Friday, June 22, 2012

.please pass.

I'm so happy to see this week heading out. It's been our sick week here at La Vista dr., and to say that it's been rough is an understatement. It started Monday with Finn throwing up and LOTS of laundry. Tuesday we were beginning to feel like we dodged a bullet, but then wednesday rolled in and brought with it a southern effect of digestive bugs. So again LOTS of laundry, and LOTS of disinfecting wipes. Thank goodness my morning sickness was so much better that day, otherwise it would have been soooo much worse. I went to bed that night thinking first no more fruit for Finn for awhile, and I think the worse has passed. Thursday Roy woke up feeling rather miserable, and said all day he was fighting an upset stomach. By that night he was feeling better, but that's when I took it on.
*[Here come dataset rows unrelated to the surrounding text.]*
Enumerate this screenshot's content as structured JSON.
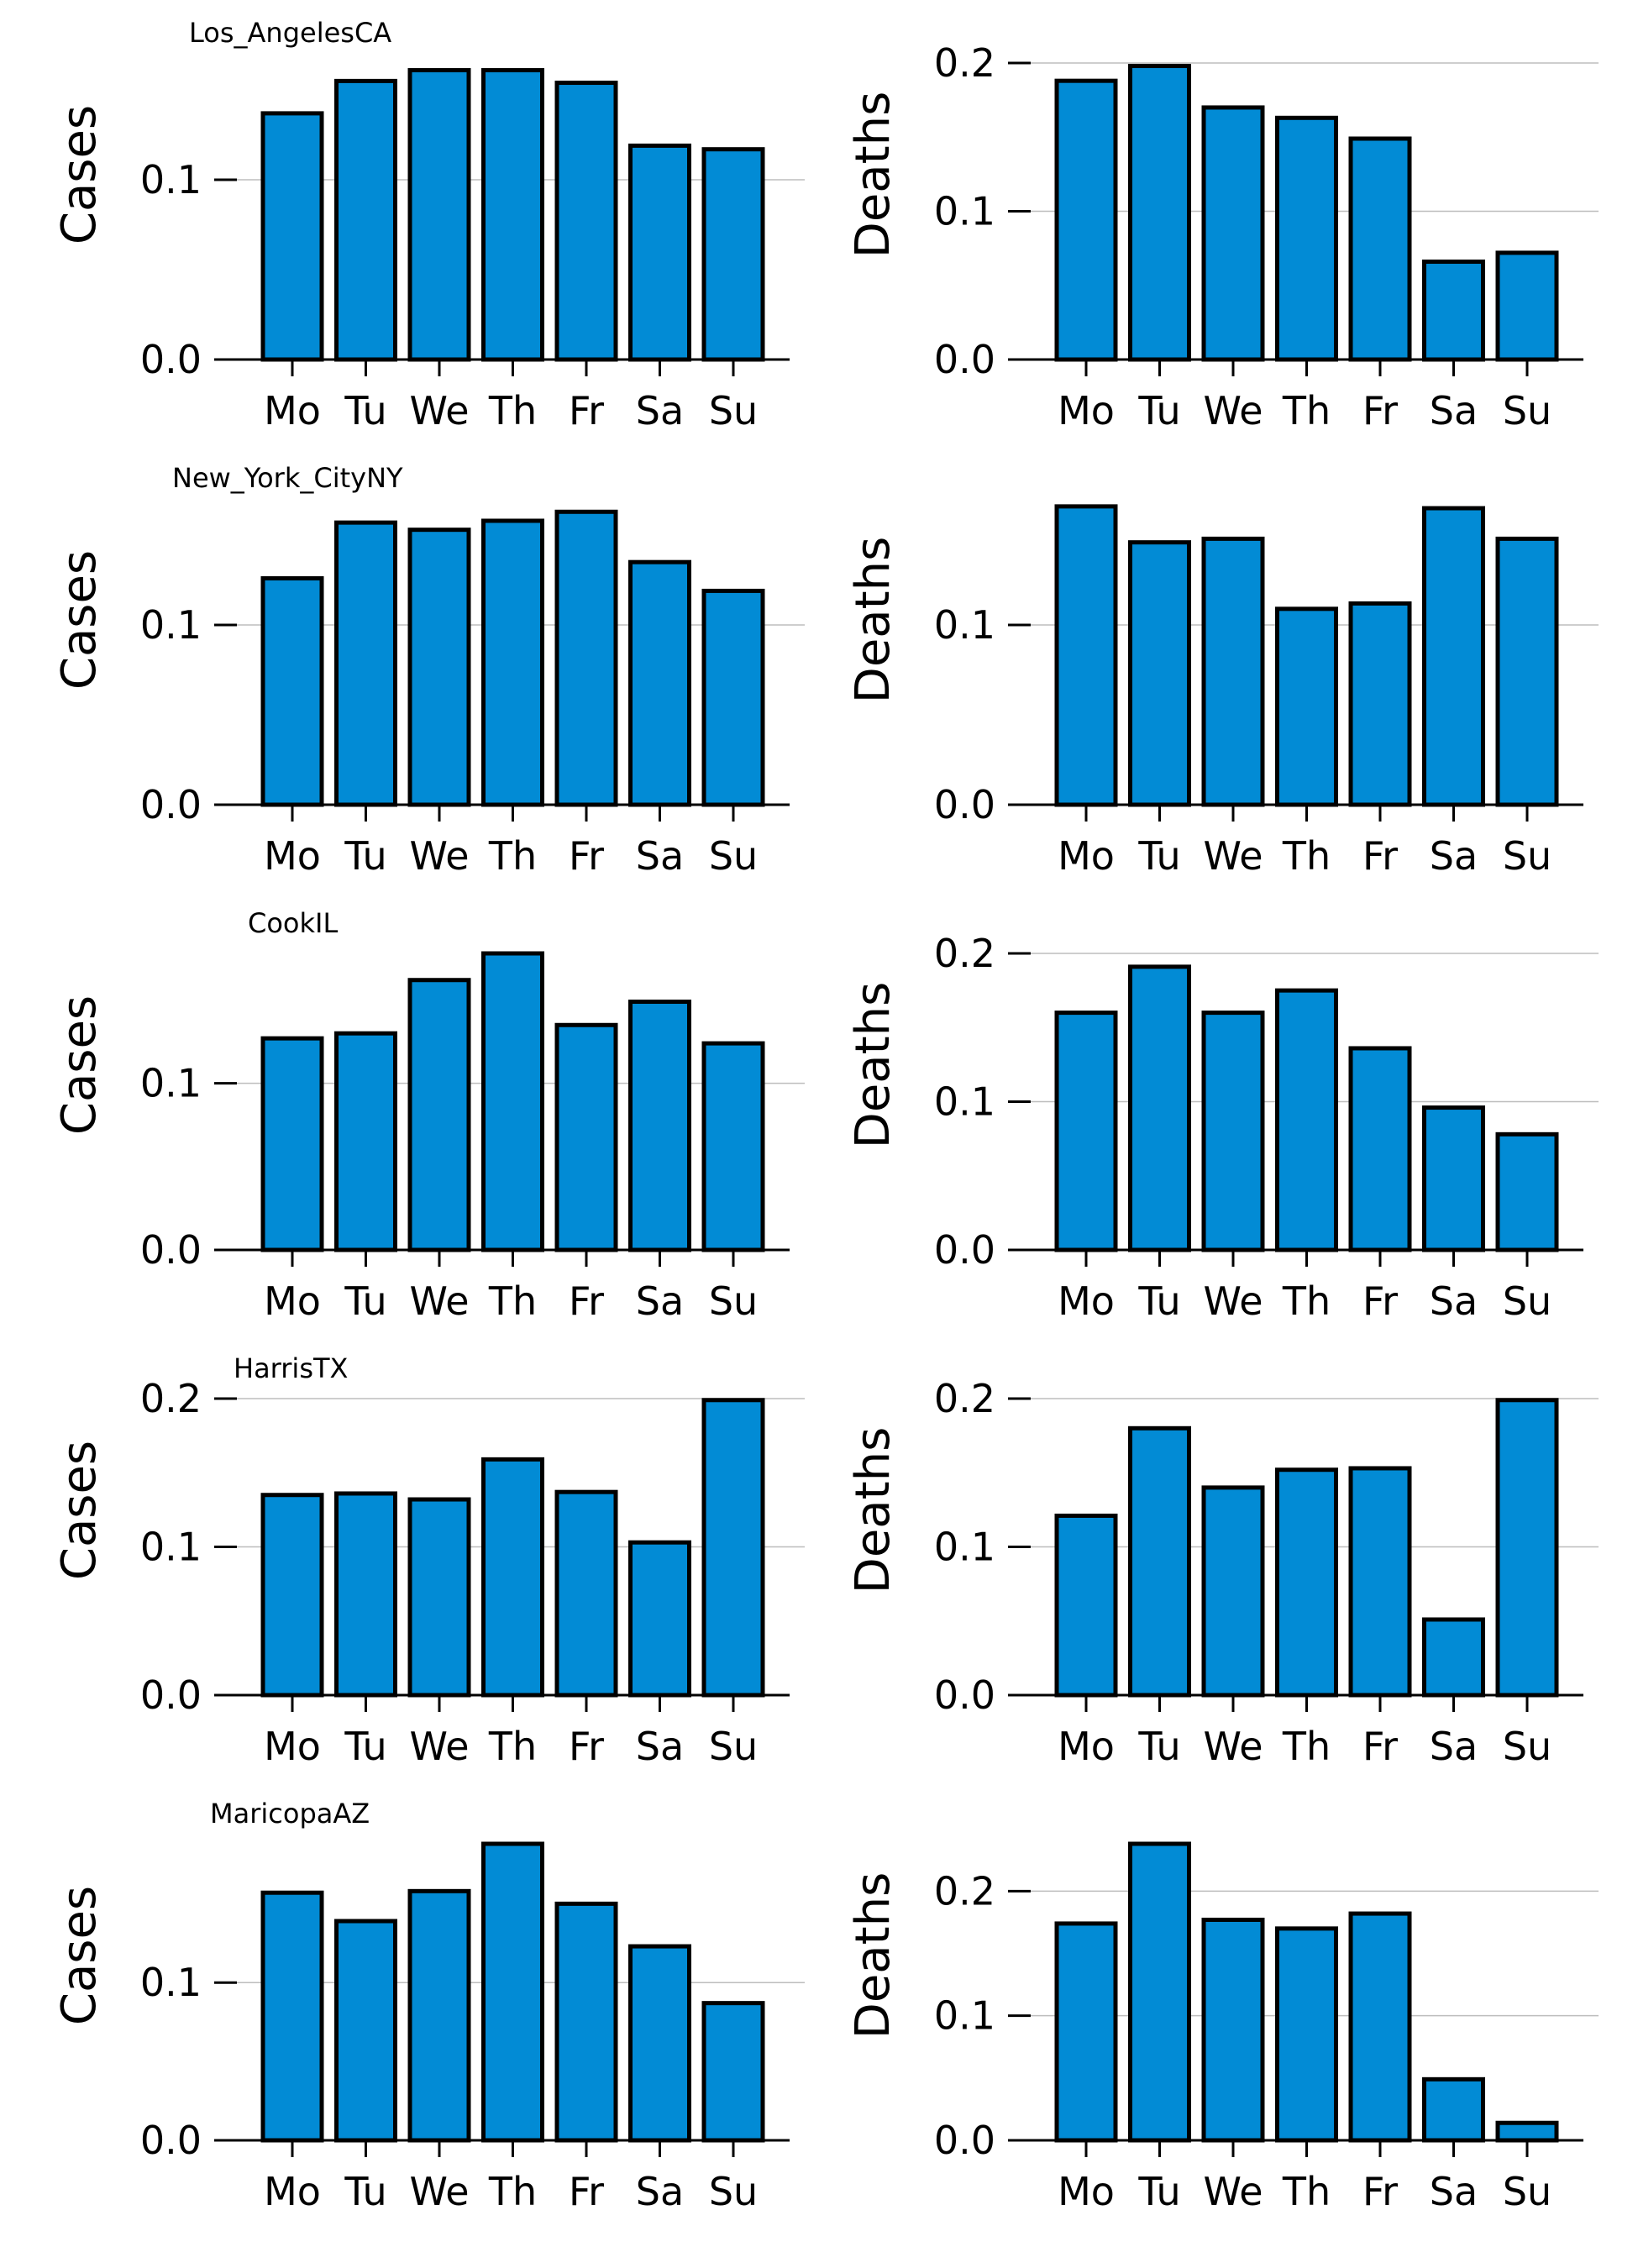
{
  "colors": {
    "bar_fill": "#028bd5",
    "bar_edge": "#000000",
    "grid": "#bdbdbd"
  },
  "chart_data": [
    {
      "type": "bar",
      "title": "Los_AngelesCA",
      "ylabel": "Cases",
      "categories": [
        "Mo",
        "Tu",
        "We",
        "Th",
        "Fr",
        "Sa",
        "Su"
      ],
      "values": [
        0.137,
        0.155,
        0.161,
        0.161,
        0.154,
        0.119,
        0.117
      ],
      "ylim": [
        0,
        0.165
      ],
      "yticks": [
        0.0,
        0.1
      ],
      "ytick_labels": [
        "0.0",
        "0.1"
      ],
      "grid": "y"
    },
    {
      "type": "bar",
      "title": "",
      "ylabel": "Deaths",
      "categories": [
        "Mo",
        "Tu",
        "We",
        "Th",
        "Fr",
        "Sa",
        "Su"
      ],
      "values": [
        0.188,
        0.198,
        0.17,
        0.163,
        0.149,
        0.066,
        0.072
      ],
      "ylim": [
        0,
        0.2
      ],
      "yticks": [
        0.0,
        0.1,
        0.2
      ],
      "ytick_labels": [
        "0.0",
        "0.1",
        "0.2"
      ],
      "grid": "y"
    },
    {
      "type": "bar",
      "title": "New_York_CityNY",
      "ylabel": "Cases",
      "categories": [
        "Mo",
        "Tu",
        "We",
        "Th",
        "Fr",
        "Sa",
        "Su"
      ],
      "values": [
        0.126,
        0.157,
        0.153,
        0.158,
        0.163,
        0.135,
        0.119
      ],
      "ylim": [
        0,
        0.165
      ],
      "yticks": [
        0.0,
        0.1
      ],
      "ytick_labels": [
        "0.0",
        "0.1"
      ],
      "grid": "y"
    },
    {
      "type": "bar",
      "title": "",
      "ylabel": "Deaths",
      "categories": [
        "Mo",
        "Tu",
        "We",
        "Th",
        "Fr",
        "Sa",
        "Su"
      ],
      "values": [
        0.166,
        0.146,
        0.148,
        0.109,
        0.112,
        0.165,
        0.148
      ],
      "ylim": [
        0,
        0.165
      ],
      "yticks": [
        0.0,
        0.1
      ],
      "ytick_labels": [
        "0.0",
        "0.1"
      ],
      "grid": "y"
    },
    {
      "type": "bar",
      "title": "CookIL",
      "ylabel": "Cases",
      "categories": [
        "Mo",
        "Tu",
        "We",
        "Th",
        "Fr",
        "Sa",
        "Su"
      ],
      "values": [
        0.127,
        0.13,
        0.162,
        0.178,
        0.135,
        0.149,
        0.124
      ],
      "ylim": [
        0,
        0.178
      ],
      "yticks": [
        0.0,
        0.1
      ],
      "ytick_labels": [
        "0.0",
        "0.1"
      ],
      "grid": "y"
    },
    {
      "type": "bar",
      "title": "",
      "ylabel": "Deaths",
      "categories": [
        "Mo",
        "Tu",
        "We",
        "Th",
        "Fr",
        "Sa",
        "Su"
      ],
      "values": [
        0.16,
        0.191,
        0.16,
        0.175,
        0.136,
        0.096,
        0.078
      ],
      "ylim": [
        0,
        0.2
      ],
      "yticks": [
        0.0,
        0.1,
        0.2
      ],
      "ytick_labels": [
        "0.0",
        "0.1",
        "0.2"
      ],
      "grid": "y"
    },
    {
      "type": "bar",
      "title": "HarrisTX",
      "ylabel": "Cases",
      "categories": [
        "Mo",
        "Tu",
        "We",
        "Th",
        "Fr",
        "Sa",
        "Su"
      ],
      "values": [
        0.135,
        0.136,
        0.132,
        0.159,
        0.137,
        0.103,
        0.199
      ],
      "ylim": [
        0,
        0.2
      ],
      "yticks": [
        0.0,
        0.1,
        0.2
      ],
      "ytick_labels": [
        "0.0",
        "0.1",
        "0.2"
      ],
      "grid": "y"
    },
    {
      "type": "bar",
      "title": "",
      "ylabel": "Deaths",
      "categories": [
        "Mo",
        "Tu",
        "We",
        "Th",
        "Fr",
        "Sa",
        "Su"
      ],
      "values": [
        0.121,
        0.18,
        0.14,
        0.152,
        0.153,
        0.051,
        0.199
      ],
      "ylim": [
        0,
        0.2
      ],
      "yticks": [
        0.0,
        0.1,
        0.2
      ],
      "ytick_labels": [
        "0.0",
        "0.1",
        "0.2"
      ],
      "grid": "y"
    },
    {
      "type": "bar",
      "title": "MaricopaAZ",
      "ylabel": "Cases",
      "categories": [
        "Mo",
        "Tu",
        "We",
        "Th",
        "Fr",
        "Sa",
        "Su"
      ],
      "values": [
        0.157,
        0.139,
        0.158,
        0.188,
        0.15,
        0.123,
        0.087
      ],
      "ylim": [
        0,
        0.188
      ],
      "yticks": [
        0.0,
        0.1
      ],
      "ytick_labels": [
        "0.0",
        "0.1"
      ],
      "grid": "y"
    },
    {
      "type": "bar",
      "title": "",
      "ylabel": "Deaths",
      "categories": [
        "Mo",
        "Tu",
        "We",
        "Th",
        "Fr",
        "Sa",
        "Su"
      ],
      "values": [
        0.174,
        0.238,
        0.177,
        0.17,
        0.182,
        0.049,
        0.014
      ],
      "ylim": [
        0,
        0.238
      ],
      "yticks": [
        0.0,
        0.1,
        0.2
      ],
      "ytick_labels": [
        "0.0",
        "0.1",
        "0.2"
      ],
      "grid": "y"
    }
  ]
}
Aghhh, so miserable to need to keep food down because of morning sickness, but not being able to. I was awake most of night, but then mr. Finn decided to relapse. So at around 2:00am instead of trying to sleep I showered Finn while Roy stripped sheets and starting yet more laundry. When I woke still feeling sick, the thought of caring for a sick baby on top of that felt like too much. Pleading with Roy to see if he could stay home and help, but his work situation wouldn't allow it. After that I just had to call my mom, and of course she dropped everything and came over and nursed us back. She cleaned, cooked lunch and dinner, went shopping for some nessities, and just all around took care of us. I asked her how she did it when she had young kids, and she said, "I just did it. I've blocked a lot of it out, but you can do more then you think you can.". I agree with that, but man I'm soooo grateful for a mother who lives close enough and who loves her kids so much that she will drop everything and help them. Let's hope Saturday brings much health to our home.

Tuesday, June 19, 2012

.keeping track.

With being in the prone position for most of the last 10 weeks, it's been hard to want to do anything extra like keep track of the experience of this pregnancy, let alone actually keeping house and being momma.  But I knew I would regret if I didn't do something of record, so this time around I'm simplifying a bit and only doing every 4 weeks and it wont be just pictures of me becoming large with child.  Hopefully it's something that little one can look at years from now and enjoy...or at least just me.



Monday, June 18, 2012

.M.I.A.

Yikes...a whole month has gone by with nary a word from this little ol blog. In my defense we've had some big things happening around here. The biggest of which is we are currently baking Hoffman #4 (which means baby number 2 so there's no confusion on the number of children). We suspected something was afoot while we were in Florida, and our suspicions were confirmed when we got home. We were pretty stoked when we found out...even though it happened sooner then expected (estimated arrival jan 8th). Things quickly turned crazy as I was calling my insurance and making appointments. Maternity benefits pretty much suck unless you're on government assistance or a group plan through work, and there is no way to get those benefits after your pregnant. I of course have found this out after the fact. As it became apparent that our options were quickly dwindling, my anxiety rose. Even though I wanted to have an epidural this time around, I just couldnt justify spending $8-10 grand out of pocket to do so. We have decided to go ahead with a naural birth at a birthcenter and midwife. There are days when I have peace about this decision, but I'm still feeling that stress of going natural again. On top of the stress of figuring out how to go about this pregnancy in the most affordable/safe way, I have been just miserable with "morning" sickness. Being pregnant with Finn was easy. Most days I would forget that I was even pregnant. I had energy, no food eversions, my skin was awesome...now it's just the opposite. Yuck!!! Needless to say this experience has been so different from Finn's, but I'm also aware through all of this how blessed we are. We are happy to have a sibling on the way for little man, and happy that we have other options to help us during this pregnancy. I know the Lord is going to be teaching me many things through this experience, and that we are doing the right thing. We'll keep you posted as we get this baby cooking!